China has foreign currency reserves in excess of US$1 trillion. A huge trunk of that amount is in dollars. They have so much money that the country is determined to diversify their investments. The latest diversification was an investment in the Blackstone Group, leverage buyout firm. But China isn’t necessarily the country that will tank the dollar. There are other factors. As the dollar weakens against the Euro and other currencies, commodity-based economies who normally sell their commodities for dollars, are increasingly looking at non-dollar currencies to sell their goods. As non-dollar denominated contracts proliferate, the value of the dollar decreases.

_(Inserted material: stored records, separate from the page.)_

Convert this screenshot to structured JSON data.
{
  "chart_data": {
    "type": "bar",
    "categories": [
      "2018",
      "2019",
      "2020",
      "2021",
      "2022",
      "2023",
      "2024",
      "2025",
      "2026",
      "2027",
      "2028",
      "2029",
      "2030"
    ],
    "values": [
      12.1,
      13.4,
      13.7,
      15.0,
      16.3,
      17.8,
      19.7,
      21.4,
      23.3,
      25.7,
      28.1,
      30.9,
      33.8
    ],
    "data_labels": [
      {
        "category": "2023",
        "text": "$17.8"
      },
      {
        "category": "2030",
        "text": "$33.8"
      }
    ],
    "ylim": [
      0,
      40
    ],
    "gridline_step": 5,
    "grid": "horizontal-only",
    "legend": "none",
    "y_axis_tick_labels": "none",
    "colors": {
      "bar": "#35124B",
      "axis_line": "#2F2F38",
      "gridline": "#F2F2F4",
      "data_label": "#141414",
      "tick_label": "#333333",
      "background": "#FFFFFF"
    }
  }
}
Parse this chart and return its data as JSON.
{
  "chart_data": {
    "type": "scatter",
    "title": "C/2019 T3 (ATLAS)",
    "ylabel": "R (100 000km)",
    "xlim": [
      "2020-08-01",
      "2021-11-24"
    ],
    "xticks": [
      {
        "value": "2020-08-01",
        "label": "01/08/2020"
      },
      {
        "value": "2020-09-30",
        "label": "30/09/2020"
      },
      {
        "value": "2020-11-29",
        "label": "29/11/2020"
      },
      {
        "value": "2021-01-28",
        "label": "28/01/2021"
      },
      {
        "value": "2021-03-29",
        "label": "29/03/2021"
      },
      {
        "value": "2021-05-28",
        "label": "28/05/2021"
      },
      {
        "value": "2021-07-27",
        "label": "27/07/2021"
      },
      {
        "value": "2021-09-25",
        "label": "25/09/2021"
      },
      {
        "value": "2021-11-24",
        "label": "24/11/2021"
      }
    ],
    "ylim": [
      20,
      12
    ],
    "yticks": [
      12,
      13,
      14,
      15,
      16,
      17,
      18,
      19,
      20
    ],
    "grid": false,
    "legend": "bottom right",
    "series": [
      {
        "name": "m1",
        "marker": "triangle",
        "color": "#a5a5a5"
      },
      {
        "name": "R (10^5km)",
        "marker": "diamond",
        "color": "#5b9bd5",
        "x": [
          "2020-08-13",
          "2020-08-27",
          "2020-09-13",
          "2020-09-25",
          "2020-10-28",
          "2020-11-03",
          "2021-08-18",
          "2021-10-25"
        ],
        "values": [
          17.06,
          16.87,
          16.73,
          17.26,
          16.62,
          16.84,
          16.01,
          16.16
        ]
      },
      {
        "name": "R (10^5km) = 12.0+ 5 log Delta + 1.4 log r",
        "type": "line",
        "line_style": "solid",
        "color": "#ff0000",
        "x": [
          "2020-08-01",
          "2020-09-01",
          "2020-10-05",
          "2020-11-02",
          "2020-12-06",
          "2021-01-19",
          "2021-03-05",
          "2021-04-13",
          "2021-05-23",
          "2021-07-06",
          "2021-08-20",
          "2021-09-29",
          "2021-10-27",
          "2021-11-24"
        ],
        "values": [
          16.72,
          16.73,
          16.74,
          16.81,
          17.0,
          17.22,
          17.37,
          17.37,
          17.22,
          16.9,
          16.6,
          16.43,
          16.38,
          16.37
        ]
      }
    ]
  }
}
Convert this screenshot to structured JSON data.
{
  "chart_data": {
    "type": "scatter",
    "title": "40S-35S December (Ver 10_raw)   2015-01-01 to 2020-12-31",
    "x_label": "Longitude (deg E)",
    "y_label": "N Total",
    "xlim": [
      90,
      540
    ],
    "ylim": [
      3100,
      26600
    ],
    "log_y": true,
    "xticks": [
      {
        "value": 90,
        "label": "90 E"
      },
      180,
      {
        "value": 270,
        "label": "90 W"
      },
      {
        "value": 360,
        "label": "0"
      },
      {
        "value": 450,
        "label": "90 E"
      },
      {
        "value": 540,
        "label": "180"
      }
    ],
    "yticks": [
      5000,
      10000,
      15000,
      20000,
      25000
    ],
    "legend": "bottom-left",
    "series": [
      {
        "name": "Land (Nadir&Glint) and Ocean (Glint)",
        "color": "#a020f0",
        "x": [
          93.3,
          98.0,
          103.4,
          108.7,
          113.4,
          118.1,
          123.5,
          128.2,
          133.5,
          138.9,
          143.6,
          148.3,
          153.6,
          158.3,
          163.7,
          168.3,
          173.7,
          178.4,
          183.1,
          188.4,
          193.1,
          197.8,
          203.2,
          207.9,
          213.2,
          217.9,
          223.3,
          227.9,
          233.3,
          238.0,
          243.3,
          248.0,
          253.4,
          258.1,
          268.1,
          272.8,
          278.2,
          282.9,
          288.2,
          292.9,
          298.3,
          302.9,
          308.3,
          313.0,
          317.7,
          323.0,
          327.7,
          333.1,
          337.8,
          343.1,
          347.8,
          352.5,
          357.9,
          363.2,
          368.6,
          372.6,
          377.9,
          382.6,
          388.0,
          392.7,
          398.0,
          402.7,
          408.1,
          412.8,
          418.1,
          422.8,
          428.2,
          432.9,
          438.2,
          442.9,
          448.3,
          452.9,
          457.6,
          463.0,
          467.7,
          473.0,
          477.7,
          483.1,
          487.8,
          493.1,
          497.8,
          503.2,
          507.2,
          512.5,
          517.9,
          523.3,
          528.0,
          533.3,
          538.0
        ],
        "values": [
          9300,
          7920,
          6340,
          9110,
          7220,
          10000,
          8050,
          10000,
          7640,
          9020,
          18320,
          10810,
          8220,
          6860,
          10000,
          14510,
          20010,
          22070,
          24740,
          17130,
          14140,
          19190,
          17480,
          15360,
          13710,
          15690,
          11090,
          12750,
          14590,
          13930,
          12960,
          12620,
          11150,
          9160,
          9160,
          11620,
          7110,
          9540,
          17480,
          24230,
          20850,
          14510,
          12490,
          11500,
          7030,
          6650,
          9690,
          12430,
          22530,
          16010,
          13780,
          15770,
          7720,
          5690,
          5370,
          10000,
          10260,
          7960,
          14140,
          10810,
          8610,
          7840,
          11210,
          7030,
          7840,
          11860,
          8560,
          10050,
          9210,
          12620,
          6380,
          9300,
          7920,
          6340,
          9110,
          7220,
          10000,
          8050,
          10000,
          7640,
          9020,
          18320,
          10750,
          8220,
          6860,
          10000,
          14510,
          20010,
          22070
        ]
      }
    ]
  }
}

What then, should a small-time investor do? Invest in foreign markets, invest in real estate, and invest in U.S. companies that large chunks of their revenues coming from foreign countries. But it’s easier said than done. Try buying stock in LG or Samsung. Try buying any stock in Vietnam. Try buying Russian oil stocks. There is a business to be had here… a brokerage that can help small investors invest internationally as easily as we invest domestically.